Speaking to Ciara, you get a real sense that this back-and-forth is at the heart of what she does. It’s a tightrope walk that she makes look effortless. This is especially true considering that alongside the music, she’s also one of the most engaged artists around when it comes to her fanbase. In-store signings are one thing, but few musicians simultaneously go live on YouTube and Instagram every time a song comes out, or write a regular newsletter and speak to fans so often on social media that people can instantly tell when it isn’t her writing the captions. 

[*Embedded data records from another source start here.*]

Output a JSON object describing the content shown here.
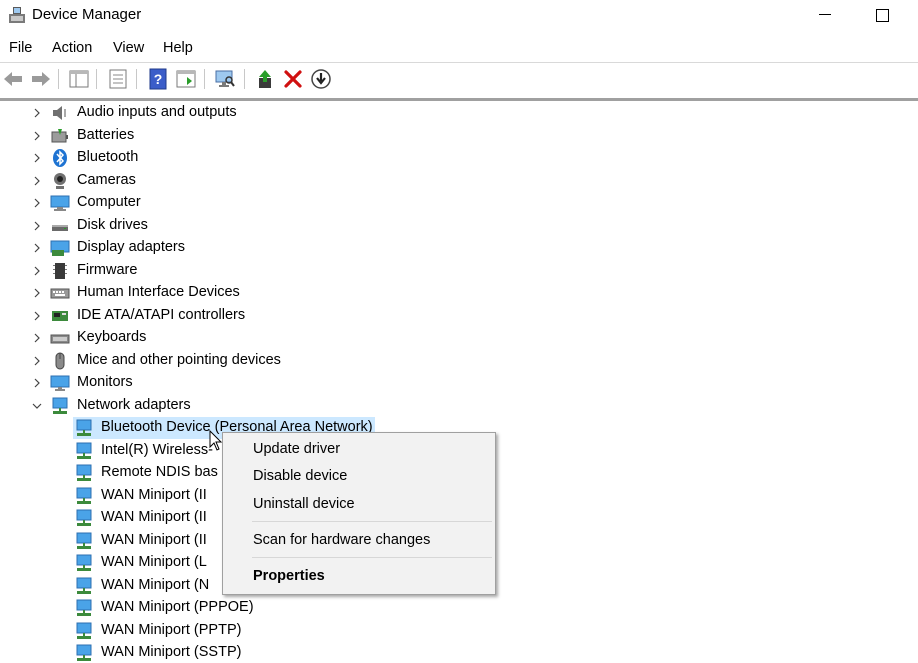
{
  "window": {
    "title": "Device Manager"
  },
  "menu": {
    "file": "File",
    "action": "Action",
    "view": "View",
    "help": "Help"
  },
  "toolbar": {
    "buttons": [
      "back-arrow-icon",
      "forward-arrow-icon",
      "show-hide-tree-icon",
      "properties-icon",
      "help-icon",
      "run-icon",
      "scan-hardware-icon",
      "update-driver-icon",
      "uninstall-icon",
      "disable-device-icon"
    ]
  },
  "tree": {
    "categories": [
      {
        "label": "Audio inputs and outputs",
        "icon": "speaker-icon"
      },
      {
        "label": "Batteries",
        "icon": "battery-icon"
      },
      {
        "label": "Bluetooth",
        "icon": "bluetooth-icon"
      },
      {
        "label": "Cameras",
        "icon": "camera-icon"
      },
      {
        "label": "Computer",
        "icon": "computer-icon"
      },
      {
        "label": "Disk drives",
        "icon": "disk-drive-icon"
      },
      {
        "label": "Display adapters",
        "icon": "display-adapter-icon"
      },
      {
        "label": "Firmware",
        "icon": "firmware-icon"
      },
      {
        "label": "Human Interface Devices",
        "icon": "hid-icon"
      },
      {
        "label": "IDE ATA/ATAPI controllers",
        "icon": "ide-controller-icon"
      },
      {
        "label": "Keyboards",
        "icon": "keyboard-icon"
      },
      {
        "label": "Mice and other pointing devices",
        "icon": "mouse-icon"
      },
      {
        "label": "Monitors",
        "icon": "monitor-icon"
      },
      {
        "label": "Network adapters",
        "icon": "network-adapter-icon"
      }
    ],
    "network_children": [
      "Bluetooth Device (Personal Area Network)",
      "Intel(R) Wireless-",
      "Remote NDIS bas",
      "WAN Miniport (II",
      "WAN Miniport (II",
      "WAN Miniport (II",
      "WAN Miniport (L",
      "WAN Miniport (N",
      "WAN Miniport (PPPOE)",
      "WAN Miniport (PPTP)",
      "WAN Miniport (SSTP)"
    ]
  },
  "context_menu": {
    "update_driver": "Update driver",
    "disable_device": "Disable device",
    "uninstall_device": "Uninstall device",
    "scan": "Scan for hardware changes",
    "properties": "Properties"
  },
  "colors": {
    "selection": "#cce8ff",
    "menu_bg": "#f2f2f2",
    "uninstall_red": "#d01010",
    "update_green": "#2a9d2a"
  }
}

"My favourite musicians have always swung big. When you swing big, sometimes you fucking miss"

CMAT

“I was the victim of a character assassination!” she proclaims dramatically, leaning in to spill the gory details. “I was really busy one day; I think I had loads of admin to do or I was in a cave for two days contemplating the nature of existence, one of the two. Either way, we needed to put a video up of me announcing in-stores. In the video, I was holding a little dog because I thought it would be funny, which it obviously was. But the person who wrote the caption wrote something like ‘this pupper wants you to come’. Which was obviously a hate crime against me personally. I don’t do ‘pupper’, I don’t do ‘doggo’, I do not use the millennial language. But what was funny was my fans were just instantly in the replies saying, ‘CMAT did not write this’, so thank God the brand remains strong.”

On the flip side of this, social media and its implications for mental health are something Ciara has been vocal about in the past. There’s an implicit demand for musicians to be across several social media platforms 24 hours a day, which can be unhealthy for even the most detached person. Multiple studies have found a strong link between heavy social media and an increased risk for depression, anxiety, loneliness, self-harm, and even suicidal thoughts. And that’s without it being directly tied to your job and future career.

“I just can’t go on it every day,” Ciara says. “I have to ban myself from it because it’s so bad for my brain, and it makes me mentally ill. It triggers something explicit in my mental makeup, and it’d be one thing if it was addictive and made you feel good - at least hard drugs have some kind of upside! But you go on your phone, and you’re addicted to it, and you just sit there scrolling, going, ‘Oh, I’m a big fat ugly cunt who can’t write songs and isn’t successful - and also I’m a barren woman, and nobody will ever love me unless I get botox’. So yeah, it’s no fun.